Security notes worth taping to your screen
Rust’s safety nets are powerful, but they don’t protect against economic or protocol flaws. Treat Stylus code with the same rigor you give Solidity.
- Reentrancy: it still exists across environments; guard state transitions.
- Panic handling: avoid aborts; map failures to explicit error codes.
- Serialization: validate lengths and formats on all external inputs.
- Resources: bound loops and memory; WASM metering charges for both.

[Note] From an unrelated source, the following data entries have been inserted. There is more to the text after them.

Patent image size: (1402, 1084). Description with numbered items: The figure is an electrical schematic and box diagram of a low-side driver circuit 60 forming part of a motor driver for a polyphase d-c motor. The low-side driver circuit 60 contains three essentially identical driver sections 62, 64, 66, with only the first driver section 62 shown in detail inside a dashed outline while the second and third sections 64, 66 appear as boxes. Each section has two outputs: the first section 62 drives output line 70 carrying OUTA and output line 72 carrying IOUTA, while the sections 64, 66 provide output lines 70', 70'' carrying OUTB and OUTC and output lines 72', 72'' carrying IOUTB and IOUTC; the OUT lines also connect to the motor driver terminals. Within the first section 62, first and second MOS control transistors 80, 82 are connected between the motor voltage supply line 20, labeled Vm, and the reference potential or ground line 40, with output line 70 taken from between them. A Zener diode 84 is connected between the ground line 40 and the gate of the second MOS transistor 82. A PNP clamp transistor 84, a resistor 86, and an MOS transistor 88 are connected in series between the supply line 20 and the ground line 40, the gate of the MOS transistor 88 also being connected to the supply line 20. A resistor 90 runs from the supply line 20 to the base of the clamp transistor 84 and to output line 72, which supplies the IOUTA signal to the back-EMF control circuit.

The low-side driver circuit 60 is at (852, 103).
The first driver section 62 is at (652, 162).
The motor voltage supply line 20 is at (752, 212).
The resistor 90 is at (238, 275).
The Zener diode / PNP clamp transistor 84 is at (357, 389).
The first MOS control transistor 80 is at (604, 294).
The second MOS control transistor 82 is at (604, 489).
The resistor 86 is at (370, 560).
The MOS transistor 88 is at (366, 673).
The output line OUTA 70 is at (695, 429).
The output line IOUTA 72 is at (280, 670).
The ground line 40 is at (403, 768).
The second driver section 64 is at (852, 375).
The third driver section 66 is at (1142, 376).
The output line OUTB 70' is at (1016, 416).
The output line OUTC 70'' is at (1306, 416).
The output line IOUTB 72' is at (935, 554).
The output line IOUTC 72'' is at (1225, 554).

A micro-scenario: a verifier that decodes calldata into a vector must cap length or you risk paying to allocate enormous buffers. Parse size headers first, then pre-allocate with hard limits.
When to choose Stylus
Choose Stylus when your contract spends most of its gas on raw computation or parsing and you’re comfortable with Rust or C. Keep pure coordination logic and widely audited patterns in Solidity. If you’re migrating, start by moving the hottest function—the one torching gas in your profiler—then measure the savings before expanding scope.
Final pointers
Keep your repository split by environment with shared interfaces. Measure before and after with real calldata. Add integration tests that cross the EVM–WASM boundary, and don’t skip audits just because Rust compiled your code. When done well, Stylus turns previously impractical on-chain ideas—like on-the-fly signature aggregation or high-precision math—into everyday building blocks.